Sirender Singh, owner of the property, applied for a use variance to change the zoning of the site to commercial, and the board passed the variance unanimously.
”I think you’re going to find this to be a unique case because of the JIS landfill across the street from the gas station,” said Bob Smith, Mr. Singh’s attorney.
Mr. Smith and Jennifer Beahm, planner for the site, explained how the area should not be zoned residential due to its vicinity to the landfill. Even though it was closed more than 25 years ago, the landfill still could present water contamination hazards for residents who would live nearby, they said.
The 1.7-acre site is at the intersection of Cranbury-South River and Docks Corner roads. There is a single family 29-acre farm next to the property as well.
The proposed station will have 12 pumps, none of them diesel, and would be open 6 a.m. to 11 p.m. with an average of five employees at a time — two for the gas station and three for the convenience store, said Trevor Taylor, engineer for the project.
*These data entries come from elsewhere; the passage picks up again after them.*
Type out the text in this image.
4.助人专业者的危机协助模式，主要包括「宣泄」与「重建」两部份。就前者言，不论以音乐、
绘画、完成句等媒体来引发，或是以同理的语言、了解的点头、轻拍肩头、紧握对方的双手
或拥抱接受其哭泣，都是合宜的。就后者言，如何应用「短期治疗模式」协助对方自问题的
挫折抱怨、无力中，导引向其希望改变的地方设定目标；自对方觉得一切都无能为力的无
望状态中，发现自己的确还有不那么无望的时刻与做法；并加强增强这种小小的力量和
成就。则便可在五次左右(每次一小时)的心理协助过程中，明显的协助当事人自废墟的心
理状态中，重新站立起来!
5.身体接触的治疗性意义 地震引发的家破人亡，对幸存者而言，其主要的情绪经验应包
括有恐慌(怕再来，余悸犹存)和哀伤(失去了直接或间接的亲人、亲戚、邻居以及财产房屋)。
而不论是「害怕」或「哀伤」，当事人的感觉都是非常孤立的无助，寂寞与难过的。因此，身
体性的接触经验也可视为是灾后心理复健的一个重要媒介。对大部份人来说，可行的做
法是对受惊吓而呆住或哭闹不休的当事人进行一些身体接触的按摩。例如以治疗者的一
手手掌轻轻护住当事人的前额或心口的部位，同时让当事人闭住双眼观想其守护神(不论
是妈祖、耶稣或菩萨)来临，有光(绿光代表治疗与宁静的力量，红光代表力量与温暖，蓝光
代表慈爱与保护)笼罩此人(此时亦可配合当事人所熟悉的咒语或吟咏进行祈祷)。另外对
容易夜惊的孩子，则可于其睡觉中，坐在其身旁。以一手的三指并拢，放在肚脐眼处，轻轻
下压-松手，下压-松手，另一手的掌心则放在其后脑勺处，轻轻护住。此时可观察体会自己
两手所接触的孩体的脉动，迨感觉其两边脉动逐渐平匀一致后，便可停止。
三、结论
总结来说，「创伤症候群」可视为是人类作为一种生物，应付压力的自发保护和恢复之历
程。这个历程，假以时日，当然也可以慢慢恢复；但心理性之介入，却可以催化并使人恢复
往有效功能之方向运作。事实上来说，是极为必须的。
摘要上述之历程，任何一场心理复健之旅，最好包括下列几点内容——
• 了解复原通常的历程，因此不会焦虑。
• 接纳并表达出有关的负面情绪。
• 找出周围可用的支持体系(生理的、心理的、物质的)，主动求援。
The gas station and store would generate 24 vehicles at its peak morning hour and 36 vehicles at its peak evening hour, Mr. Taylor said. Since the gas station would not have diesel, the only trucks that would come to the station are delivery trucks and garbage trucks.
A 30- to 35-foot-high sign also is proposed for the site.
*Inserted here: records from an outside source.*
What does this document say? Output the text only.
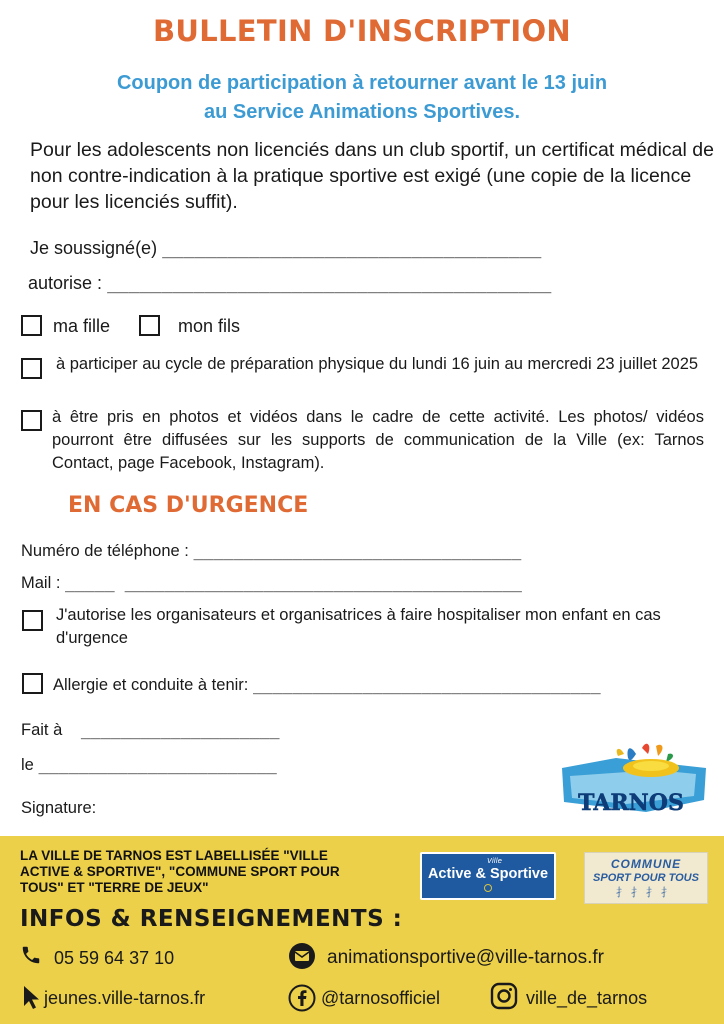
BULLETIN D'INSCRIPTION
Coupon de participation à retourner avant le 13 juin
au Service Animations Sportives.
Pour les adolescents non licenciés dans un club sportif, un certificat médical de non contre-indication à la pratique sportive est exigé (une copie de la licence pour les licenciés suffit).
Je soussigné(e) ___________________________________
autorise : _________________________________________
ma fille	mon fils
à participer au cycle de préparation physique du lundi 16 juin au mercredi 23 juillet 2025
à être pris en photos et vidéos dans le cadre de cette activité. Les photos/ vidéos pourront être diffusées sur les supports de communication de la Ville (ex: Tarnos Contact, page Facebook, Instagram).
EN CAS D'URGENCE
Numéro de téléphone : _________________________________
Mail : _____ ________________________________________
J'autorise les organisateurs et organisatrices à faire hospitaliser mon enfant en cas d'urgence
Allergie et conduite à tenir: ___________________________________
Fait à ____________________
le ________________________
Signature:	TARNOS
LA VILLE DE TARNOS EST LABELLISÉE "VILLE ACTIVE & SPORTIVE", "COMMUNE SPORT POUR TOUS" ET "TERRE DE JEUX"
Ville
Active & Sportive
COMMUNE
SPORT POUR TOUS
⺘⺘⺘⺘
INFOS & RENSEIGNEMENTS :
05 59 64 37 10	animationsportive@ville-tarnos.fr
jeunes.ville-tarnos.fr	@tarnosofficiel	ville_de_tarnos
The closed Jones Industrial Services landfill is on the New Jersey Department of Environmental Protection’s list of known contaminated sites. Before the site plan goes to the Monroe Planning Board, the applicants will have a soil test done to be sure the soil on the proposed gas station site isn’t contaminated.
The JIS landfill was opened in 1950, and through the 1960s and 1970s, a large variety of municipal and industrial waste was dumped there. This resulted in significant signs of water contamination east of the site, Mr. Smith said.
He also said if the township keeps the area zoned residential and houses are built there, there could be a health risk for residents, but not for the proposed commercial establishment.
”This whole area is zoned residential,” he said. “Once people find out what’s there, they’re not going to buy a home there.”
He added the one house in the area, which is a farm, is zoned light industrial.
The landfill was added to the Superfund National Priorities List in 1983. It was closed in 1985, and since then the groundwater pollution has moved off the site, he added.
No gas station or convenience store franchises have shown interest in Mr. Singh’s site because he hadn’t been granted a use variance yet. Now that a variance has been granted, businesses may begin to show interest, Mr. Smith said.
The board unanimously passed the use variance provided minor details are revisited for the site plan, such as the width and frontage of the property and a required minimum landscape buffer on the property’s edge. Since part of the site impacts county road Route 535, the applicants will have to go to the Middlesex County Planning Board for approval as well.